10 - A missão precípua de Jesus não foi a de deixar um exemplo de modo a que pessoas alcançassem a perfeição em imitação de Sua vida perfeita. Ele não veio buscar salvar os perdidos, mas buscar e salvar o que se havia perdido (Luc. 19:10). Ele é primeiro de tudo nosso Salvador, depois o nosso Exemplo (Fil. 1:29; 2:1-8).

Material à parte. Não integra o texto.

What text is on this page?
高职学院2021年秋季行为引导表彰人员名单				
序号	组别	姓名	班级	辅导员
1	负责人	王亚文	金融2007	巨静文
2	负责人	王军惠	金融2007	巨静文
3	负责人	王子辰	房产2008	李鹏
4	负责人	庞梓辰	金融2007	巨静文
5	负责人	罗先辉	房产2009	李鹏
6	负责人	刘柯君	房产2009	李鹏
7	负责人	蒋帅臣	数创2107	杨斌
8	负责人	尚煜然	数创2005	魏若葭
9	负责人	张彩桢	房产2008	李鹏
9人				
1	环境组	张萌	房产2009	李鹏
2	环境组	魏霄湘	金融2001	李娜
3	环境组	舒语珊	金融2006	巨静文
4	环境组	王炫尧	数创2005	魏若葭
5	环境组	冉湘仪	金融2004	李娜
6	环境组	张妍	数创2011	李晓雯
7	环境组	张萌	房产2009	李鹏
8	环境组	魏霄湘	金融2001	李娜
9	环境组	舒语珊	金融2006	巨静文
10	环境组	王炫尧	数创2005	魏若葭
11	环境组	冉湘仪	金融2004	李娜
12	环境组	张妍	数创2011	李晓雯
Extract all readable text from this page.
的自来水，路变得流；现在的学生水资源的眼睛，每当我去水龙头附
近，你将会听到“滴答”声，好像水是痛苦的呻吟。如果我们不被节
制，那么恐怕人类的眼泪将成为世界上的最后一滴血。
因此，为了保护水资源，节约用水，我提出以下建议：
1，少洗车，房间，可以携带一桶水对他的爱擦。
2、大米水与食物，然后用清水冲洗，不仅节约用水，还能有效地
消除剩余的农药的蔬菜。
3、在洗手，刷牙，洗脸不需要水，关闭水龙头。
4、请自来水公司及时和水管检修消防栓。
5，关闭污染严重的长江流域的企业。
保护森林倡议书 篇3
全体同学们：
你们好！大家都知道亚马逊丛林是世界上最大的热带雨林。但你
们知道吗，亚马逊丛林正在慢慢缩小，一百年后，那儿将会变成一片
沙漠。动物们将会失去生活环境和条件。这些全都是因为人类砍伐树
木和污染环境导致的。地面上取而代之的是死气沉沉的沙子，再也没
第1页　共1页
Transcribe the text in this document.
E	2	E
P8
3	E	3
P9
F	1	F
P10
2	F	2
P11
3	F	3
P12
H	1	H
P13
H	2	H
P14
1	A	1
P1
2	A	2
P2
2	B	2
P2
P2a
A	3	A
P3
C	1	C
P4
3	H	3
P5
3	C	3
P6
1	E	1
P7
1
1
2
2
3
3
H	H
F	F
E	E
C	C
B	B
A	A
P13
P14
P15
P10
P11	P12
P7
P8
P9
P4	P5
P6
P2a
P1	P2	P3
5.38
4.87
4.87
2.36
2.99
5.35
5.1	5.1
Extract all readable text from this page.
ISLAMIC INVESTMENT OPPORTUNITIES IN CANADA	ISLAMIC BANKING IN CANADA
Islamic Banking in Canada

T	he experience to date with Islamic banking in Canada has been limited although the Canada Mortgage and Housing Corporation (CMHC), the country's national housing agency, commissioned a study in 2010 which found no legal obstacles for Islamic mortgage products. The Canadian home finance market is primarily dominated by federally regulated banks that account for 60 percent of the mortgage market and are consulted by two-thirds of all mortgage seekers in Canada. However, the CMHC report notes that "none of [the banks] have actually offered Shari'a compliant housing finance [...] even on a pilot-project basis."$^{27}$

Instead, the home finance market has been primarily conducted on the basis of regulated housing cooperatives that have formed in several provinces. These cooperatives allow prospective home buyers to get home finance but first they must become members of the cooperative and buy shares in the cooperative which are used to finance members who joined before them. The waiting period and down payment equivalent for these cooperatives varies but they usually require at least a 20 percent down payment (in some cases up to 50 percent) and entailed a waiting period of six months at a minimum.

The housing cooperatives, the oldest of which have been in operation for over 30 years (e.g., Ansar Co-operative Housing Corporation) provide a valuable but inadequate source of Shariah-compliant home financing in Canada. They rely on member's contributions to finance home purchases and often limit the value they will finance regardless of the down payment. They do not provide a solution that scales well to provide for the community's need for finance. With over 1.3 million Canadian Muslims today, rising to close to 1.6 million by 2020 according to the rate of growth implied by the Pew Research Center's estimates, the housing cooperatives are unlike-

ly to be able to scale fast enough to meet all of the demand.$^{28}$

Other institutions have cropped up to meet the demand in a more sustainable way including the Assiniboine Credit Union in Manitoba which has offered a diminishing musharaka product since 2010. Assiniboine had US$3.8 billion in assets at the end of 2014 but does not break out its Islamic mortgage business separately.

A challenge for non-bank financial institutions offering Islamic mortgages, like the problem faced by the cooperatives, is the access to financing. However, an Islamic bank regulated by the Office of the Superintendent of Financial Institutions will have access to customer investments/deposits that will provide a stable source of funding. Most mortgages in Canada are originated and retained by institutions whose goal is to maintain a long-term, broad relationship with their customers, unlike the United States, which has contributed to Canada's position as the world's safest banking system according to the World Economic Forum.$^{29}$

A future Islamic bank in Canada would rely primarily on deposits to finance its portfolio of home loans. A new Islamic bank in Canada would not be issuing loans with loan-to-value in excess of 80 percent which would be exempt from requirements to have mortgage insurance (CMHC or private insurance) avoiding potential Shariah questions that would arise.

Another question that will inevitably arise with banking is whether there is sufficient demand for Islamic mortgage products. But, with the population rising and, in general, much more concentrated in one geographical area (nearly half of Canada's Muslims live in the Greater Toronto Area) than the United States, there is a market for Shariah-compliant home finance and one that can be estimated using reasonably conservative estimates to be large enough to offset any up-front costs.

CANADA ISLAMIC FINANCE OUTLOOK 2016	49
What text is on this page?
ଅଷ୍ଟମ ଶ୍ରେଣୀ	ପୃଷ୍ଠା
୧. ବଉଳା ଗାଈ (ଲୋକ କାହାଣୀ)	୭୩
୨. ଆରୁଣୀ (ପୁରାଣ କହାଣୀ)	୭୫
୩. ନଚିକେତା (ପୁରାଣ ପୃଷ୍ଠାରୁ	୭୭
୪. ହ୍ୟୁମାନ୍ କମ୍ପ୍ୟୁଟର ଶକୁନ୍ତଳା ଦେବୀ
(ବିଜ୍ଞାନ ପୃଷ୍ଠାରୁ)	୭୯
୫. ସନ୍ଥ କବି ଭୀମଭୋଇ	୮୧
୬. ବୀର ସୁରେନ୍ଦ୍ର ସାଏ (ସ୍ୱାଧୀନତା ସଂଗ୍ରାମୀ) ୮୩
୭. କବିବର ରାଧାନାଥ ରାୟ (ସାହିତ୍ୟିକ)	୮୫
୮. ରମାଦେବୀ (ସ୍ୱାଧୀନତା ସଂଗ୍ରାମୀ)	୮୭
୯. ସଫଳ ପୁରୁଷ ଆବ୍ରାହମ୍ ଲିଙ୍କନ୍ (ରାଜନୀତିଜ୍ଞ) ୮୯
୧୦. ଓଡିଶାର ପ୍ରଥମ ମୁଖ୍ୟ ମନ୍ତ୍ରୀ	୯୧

Ponderando: A alegação de que se Jesus não tivesse a natureza de Adão após a queda (interpretação pós-lapsariana) não se identificaria totalmente com o homem deixa de perceber a real missão de Jesus. Além disso, dizer que Ele não conheceria por experiência o que significa defrontar a tentação com uma “tendência” para o pecado poderia ser igualada a um médico ginecologista que sabe tudo sobre maternidade, é um especialista no assunto, sem ter jamais dado à luz a uma criança. Ele não precisa ter a experiência a fim de saber como assistir uma mulher na sala de parto. Finalmente, lembremo-nos que Jesus era Deus, o Onisciente que sabe todas as coisas.